The Respondent appealed to the EAT, arguing that the Tribunal had failed to properly take account of the Respondent's own finding that there had been no link between the misconduct and the Claimant's disability. The EAT disagreed, holding that a tribunal must ask itself two questions: did the claimant's disability result in "something", and did the employer treat the claimant unfavourably because of that "something"? In this case, the Claimant's disability caused or resulted in his misconduct and the Respondent dismissed him because of that misconduct.

If an employer does not know, or could not reasonably have known, that an employee was disabled then the employer is not liable for a failure to make reasonable adjustments. However, under section 15 (disability arising from disability claims), knowledge is only applicable to whether the employer knows that the employee is disabled – it is not relevant whether the employer knows of the link between the disability and the "something".

The Respondent also argued that, in considering whether the less favourable treatment was objectively justified, the Tribunal had focussed too much on the medical evidence available to it, after the dismissal, and should have considered more what was available to the Respondent at the time and whether the Respondent had acted reasonably.
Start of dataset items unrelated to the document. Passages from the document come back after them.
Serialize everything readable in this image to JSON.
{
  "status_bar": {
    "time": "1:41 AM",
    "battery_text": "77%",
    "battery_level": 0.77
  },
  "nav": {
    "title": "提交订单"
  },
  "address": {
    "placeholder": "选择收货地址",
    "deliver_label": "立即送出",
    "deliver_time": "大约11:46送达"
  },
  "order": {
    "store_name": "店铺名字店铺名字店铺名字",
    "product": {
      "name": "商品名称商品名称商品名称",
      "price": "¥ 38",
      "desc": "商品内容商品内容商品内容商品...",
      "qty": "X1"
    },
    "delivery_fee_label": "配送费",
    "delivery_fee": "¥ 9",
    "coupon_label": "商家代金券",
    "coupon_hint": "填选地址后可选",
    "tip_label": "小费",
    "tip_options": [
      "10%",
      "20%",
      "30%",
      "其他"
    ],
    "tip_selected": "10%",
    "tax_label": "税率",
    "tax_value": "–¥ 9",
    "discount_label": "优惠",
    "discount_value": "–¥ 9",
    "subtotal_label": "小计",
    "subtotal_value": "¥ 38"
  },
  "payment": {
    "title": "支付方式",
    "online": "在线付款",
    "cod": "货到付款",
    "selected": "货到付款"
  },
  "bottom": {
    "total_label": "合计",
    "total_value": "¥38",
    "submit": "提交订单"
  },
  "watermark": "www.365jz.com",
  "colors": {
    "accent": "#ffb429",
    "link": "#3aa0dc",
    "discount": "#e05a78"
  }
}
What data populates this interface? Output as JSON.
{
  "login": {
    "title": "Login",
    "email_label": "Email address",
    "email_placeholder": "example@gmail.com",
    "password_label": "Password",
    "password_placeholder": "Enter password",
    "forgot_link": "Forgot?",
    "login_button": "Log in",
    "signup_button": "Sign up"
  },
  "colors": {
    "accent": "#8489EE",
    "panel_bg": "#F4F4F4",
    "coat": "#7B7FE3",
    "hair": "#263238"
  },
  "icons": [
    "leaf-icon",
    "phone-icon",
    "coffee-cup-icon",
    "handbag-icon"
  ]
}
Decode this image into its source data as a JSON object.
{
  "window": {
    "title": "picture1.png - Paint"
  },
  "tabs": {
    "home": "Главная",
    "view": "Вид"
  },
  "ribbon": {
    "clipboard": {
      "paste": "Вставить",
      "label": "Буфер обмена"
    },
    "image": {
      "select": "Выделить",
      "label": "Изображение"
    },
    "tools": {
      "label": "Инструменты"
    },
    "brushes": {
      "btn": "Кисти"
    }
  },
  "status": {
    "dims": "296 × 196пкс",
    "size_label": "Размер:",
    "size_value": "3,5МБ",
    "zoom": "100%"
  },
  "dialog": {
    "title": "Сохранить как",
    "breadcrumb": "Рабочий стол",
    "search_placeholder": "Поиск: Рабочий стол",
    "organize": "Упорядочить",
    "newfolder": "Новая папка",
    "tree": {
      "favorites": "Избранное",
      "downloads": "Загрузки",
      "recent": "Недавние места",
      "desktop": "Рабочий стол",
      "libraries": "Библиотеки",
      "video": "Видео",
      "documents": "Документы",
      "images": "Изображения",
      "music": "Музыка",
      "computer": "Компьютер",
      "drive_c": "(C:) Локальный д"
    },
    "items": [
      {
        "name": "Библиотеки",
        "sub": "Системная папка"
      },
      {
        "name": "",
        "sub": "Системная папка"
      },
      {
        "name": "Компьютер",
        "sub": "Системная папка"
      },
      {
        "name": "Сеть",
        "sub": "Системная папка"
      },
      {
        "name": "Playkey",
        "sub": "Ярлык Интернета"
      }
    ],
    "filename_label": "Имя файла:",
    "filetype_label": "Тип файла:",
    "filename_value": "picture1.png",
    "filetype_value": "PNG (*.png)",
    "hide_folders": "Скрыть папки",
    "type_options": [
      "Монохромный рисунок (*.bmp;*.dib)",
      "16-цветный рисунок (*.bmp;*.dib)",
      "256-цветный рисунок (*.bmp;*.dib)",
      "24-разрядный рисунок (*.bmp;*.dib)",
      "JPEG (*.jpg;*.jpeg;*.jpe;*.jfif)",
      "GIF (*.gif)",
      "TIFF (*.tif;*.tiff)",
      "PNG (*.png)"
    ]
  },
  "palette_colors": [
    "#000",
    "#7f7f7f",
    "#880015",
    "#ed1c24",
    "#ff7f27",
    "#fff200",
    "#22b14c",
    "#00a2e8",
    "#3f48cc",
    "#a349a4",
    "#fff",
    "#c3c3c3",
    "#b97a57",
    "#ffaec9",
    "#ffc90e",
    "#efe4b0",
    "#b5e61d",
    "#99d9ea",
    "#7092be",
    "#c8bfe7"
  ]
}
The EAT dismissed this ground, holding that the Tribunal had kept the Respondent's business considerations and workplace practices in mind, and balanced the evidence appropriately. It was permissible to take into account the after-the-event medical evidence, and – since the test is one of objective justification – it was possible for the Tribunal to reach a different conclusion to the subjective conclusions of the Respondent at the time of dismissal.

What to take away

The case is a warning for employers – here, the employer had concluded (based upon the evidence available to it, including medical evidence) that the reason for the dismissal (in this case, an act of poor professional judgment sufficiently serious to be gross misconduct) was not caused by the employee's physical disability. Lack of knowledge of the link was not sufficient to break causation.

The EAT has also drawn a distinction between the subjective justification of the Respondent and the finding of objective justification (or rather, not) made by the tribunal on new evidence not available at the time. The case demonstrates the value of good medical evidence at an early stage and, if possible, before decisions are made.

The Respondent's decision to separate the grievance and disciplinary processes and hold them at the same time but before different panels was criticised but ultimately fell within the band of reasonable responses. To avoid such criticism, employers should be sure that panels have the full picture – in this case, the grievance related to the overwork and stress from which the Claimant was suffering, which was crucial to his defence to gross misconduct charges.

The Respondent is seeking leave to appeal to the Court of Appeal.

The content of this article is intended to provide a general guide to the subject matter. Specialist advice should be sought about your specific circumstances.